4. Sleep—But if You Can’t Sleep, Wake Up and Work on What’s on Your Mind
I know I usually need seven to eight hours of sleep a night to feel rested.
I noticed because I’m more worried from work-related tasks during the week, I get less sleep on average compared to a weekend.
During the week, I’ll often have one or two nights a week where I can’t sleep because my mind is racing. I used to lay in bed and try everything I could to force myself to sleep. As I lay awake longer and longer, I could feel my stress build.
So, I tried something new. If I’m restless, I wake up and work on what’s on my mind. It doesn’t matter if it’s 4 AM. A half hour of debating the thing that’s circling in my head calms me down much more than rolling around for hours.
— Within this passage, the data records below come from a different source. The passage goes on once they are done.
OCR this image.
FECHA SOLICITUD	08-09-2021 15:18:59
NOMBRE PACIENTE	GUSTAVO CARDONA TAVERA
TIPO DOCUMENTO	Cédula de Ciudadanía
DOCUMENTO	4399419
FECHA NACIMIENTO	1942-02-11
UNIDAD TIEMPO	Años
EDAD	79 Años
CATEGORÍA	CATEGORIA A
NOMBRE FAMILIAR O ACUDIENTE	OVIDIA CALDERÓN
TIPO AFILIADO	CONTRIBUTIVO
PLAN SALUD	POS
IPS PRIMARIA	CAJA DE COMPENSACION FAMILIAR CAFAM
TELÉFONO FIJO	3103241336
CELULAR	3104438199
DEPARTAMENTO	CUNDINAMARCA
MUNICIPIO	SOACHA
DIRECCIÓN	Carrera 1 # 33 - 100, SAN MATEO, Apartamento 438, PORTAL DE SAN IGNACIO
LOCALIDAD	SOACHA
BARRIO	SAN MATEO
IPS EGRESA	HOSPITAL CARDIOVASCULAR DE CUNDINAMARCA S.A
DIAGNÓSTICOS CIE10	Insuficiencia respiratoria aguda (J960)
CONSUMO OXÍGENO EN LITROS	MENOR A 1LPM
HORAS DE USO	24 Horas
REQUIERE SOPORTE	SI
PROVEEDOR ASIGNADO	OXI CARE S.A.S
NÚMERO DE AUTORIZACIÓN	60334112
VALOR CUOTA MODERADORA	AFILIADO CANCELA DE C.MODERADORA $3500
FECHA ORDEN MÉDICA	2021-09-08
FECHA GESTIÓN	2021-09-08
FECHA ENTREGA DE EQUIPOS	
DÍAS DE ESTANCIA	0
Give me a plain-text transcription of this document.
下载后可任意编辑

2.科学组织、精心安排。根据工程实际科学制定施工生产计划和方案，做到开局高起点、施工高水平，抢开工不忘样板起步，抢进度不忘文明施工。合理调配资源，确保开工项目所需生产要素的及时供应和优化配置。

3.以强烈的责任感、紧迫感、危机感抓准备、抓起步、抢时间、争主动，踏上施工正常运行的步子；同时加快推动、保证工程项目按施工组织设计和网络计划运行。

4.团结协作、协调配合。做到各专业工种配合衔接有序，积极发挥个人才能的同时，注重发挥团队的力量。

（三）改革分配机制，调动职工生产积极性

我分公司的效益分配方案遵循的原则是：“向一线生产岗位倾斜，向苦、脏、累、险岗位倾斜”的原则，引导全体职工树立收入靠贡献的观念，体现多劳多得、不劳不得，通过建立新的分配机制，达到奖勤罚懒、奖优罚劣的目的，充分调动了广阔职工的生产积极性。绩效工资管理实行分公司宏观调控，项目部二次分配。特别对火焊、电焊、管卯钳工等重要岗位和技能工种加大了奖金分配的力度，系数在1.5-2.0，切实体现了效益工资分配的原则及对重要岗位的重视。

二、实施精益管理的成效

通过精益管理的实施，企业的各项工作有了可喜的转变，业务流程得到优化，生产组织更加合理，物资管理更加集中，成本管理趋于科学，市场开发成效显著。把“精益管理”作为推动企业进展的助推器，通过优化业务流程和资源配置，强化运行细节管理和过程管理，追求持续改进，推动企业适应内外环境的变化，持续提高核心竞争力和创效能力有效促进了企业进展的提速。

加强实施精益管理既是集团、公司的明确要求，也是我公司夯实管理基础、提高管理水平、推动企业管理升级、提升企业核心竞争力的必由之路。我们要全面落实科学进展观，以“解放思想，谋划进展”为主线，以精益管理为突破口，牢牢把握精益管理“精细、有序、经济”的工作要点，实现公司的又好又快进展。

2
Get your sleep. But if you can’t, wake up and focus on what’s bugging you.
5. You Don’t Have to Work Out Every Day—Just Move
Though our bodies crave movement, you don’t need a huge workout to get the level of exercise you need to be healthy.
National Geographic researcher Dan Buettner studied areas of the world where people are living the longest. One thing he and his team consistently found was that the people they studied were getting a constant, low intensity amount of exercise, usually from walking, standing up and sitting down, or tending to a garden.
Staying in any one position for too long causes our blood circulation to drop. Moving gives you a moment to refresh. Whether it’s walking to your office, taking the time to stretch while you’re microwaving your lunch, or playing a sport, any type of blood flow acts as a release. It’s an opportunity to refresh your brain and make you feel good.
6. Give Five Minutes Toward Daily Affirmations
I’m fortunate, but I don’t think about how fortunate I am enough.
As one of our writers, Jeremy Duvall, recently wrote one of the main causes of not being grateful is something called hedonic adaptation, which is a fancy term that means we automatically adapt to good (or bad) things as they happen. When something that makes us feel good happens, like a raise, we get a momentary increase in happiness. Yet shortly after, we find ourselves dipping back down to being just as happy (or unhappy) as we were before.
To be more aware of the good things I already have more often, I’ve started setting aside five minutes each day to writing answers to these prompts:
To start the day:
- “I am grateful for…”
- “What would make today great?”
- “I am XYZ (creative, a happy person)”
To end the day:
- “Three amazing things that happened today are...”
- “How could I have made today better?”
I learned about this technique while listening to a podcast hosted by bestselling author and frequent writer on the topic of productivity, Tim Ferriss.
By writing down your answers to these prompts each day, you’re reminding yourself about what you should be grateful for and what you value. It frames your mind so that no matter what happens today, good or bad, you’re reminded that you already have things to be grateful for.
After doing this for a few days, I’ve noticed I’m often more positive throughout the day. This was a big impact for something that only takes five minutes, the same amount of time for me to put on pants and brush my teeth.
We’re missing out if we’re just cycling through a stressful five days and recovering for two.
To live the life you want, identify what you’re grateful for, what makes you happy, and what makes you anxious. Then, find ways to remove your sources of anxiety and add sources of happiness to each day.